The traditional approach to complex writing tasks is largely sequential and individual. You research alone, write alone, and get limited feedback from a few colleagues. The AI-first approach makes every step collaborative, systematic, and iterative. Instead of hoping your first draft is good enough, you can rapidly iterate through multiple versions with different perspectives and systematic feedback. It’s the difference between working with a single research assistant versus having an entire research team at your disposal.
There’s no free lunch here, though. The hard work comes before you start asking ChatGPT to write anything. You still need to articulate why you’re doing the task, clearly define what you need, and know what success looks like. But once you’ve done that foundational work, AI can dramatically accelerate the execution phase.
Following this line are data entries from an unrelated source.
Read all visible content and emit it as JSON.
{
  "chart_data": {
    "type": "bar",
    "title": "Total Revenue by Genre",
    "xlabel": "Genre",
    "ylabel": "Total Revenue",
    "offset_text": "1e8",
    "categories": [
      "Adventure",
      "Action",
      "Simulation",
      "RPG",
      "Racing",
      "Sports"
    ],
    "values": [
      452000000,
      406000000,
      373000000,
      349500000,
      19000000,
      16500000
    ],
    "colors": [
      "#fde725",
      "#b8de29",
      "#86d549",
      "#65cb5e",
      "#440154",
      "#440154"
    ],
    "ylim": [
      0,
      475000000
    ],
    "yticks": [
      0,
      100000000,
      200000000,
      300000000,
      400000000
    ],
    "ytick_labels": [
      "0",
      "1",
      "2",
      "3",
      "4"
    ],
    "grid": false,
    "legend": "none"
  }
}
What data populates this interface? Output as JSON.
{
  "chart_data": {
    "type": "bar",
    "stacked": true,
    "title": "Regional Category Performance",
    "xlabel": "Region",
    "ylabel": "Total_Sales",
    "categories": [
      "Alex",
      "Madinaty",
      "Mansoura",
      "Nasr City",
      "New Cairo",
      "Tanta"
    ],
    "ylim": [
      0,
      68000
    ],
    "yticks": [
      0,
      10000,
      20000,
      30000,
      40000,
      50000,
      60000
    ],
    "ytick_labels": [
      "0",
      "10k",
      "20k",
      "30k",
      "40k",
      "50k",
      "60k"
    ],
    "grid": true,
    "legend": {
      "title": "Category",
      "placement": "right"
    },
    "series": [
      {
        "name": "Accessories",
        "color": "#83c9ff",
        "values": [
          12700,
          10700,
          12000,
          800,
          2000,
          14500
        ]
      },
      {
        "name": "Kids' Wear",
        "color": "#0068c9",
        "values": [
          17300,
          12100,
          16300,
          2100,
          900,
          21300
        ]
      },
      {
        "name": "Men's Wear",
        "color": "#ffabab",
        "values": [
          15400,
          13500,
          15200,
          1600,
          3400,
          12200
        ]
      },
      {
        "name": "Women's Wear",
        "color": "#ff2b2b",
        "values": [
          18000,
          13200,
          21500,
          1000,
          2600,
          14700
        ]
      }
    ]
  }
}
I’ve been doing this for mostly technical and software-related tasks, but the workflows, as shown here, apply to, and particularly shine for, non-technical tasks.
The key was having a structured approach. I used tools from my AI agent system throughout the process: the Research Synthesizer for literature review, Critical Analysis Prompt for challenging my ideas, and persona creation framework for the reviewer simulations. These weren’t generic AI responses, but rather were systematic workflows designed to amplify specific capabilities.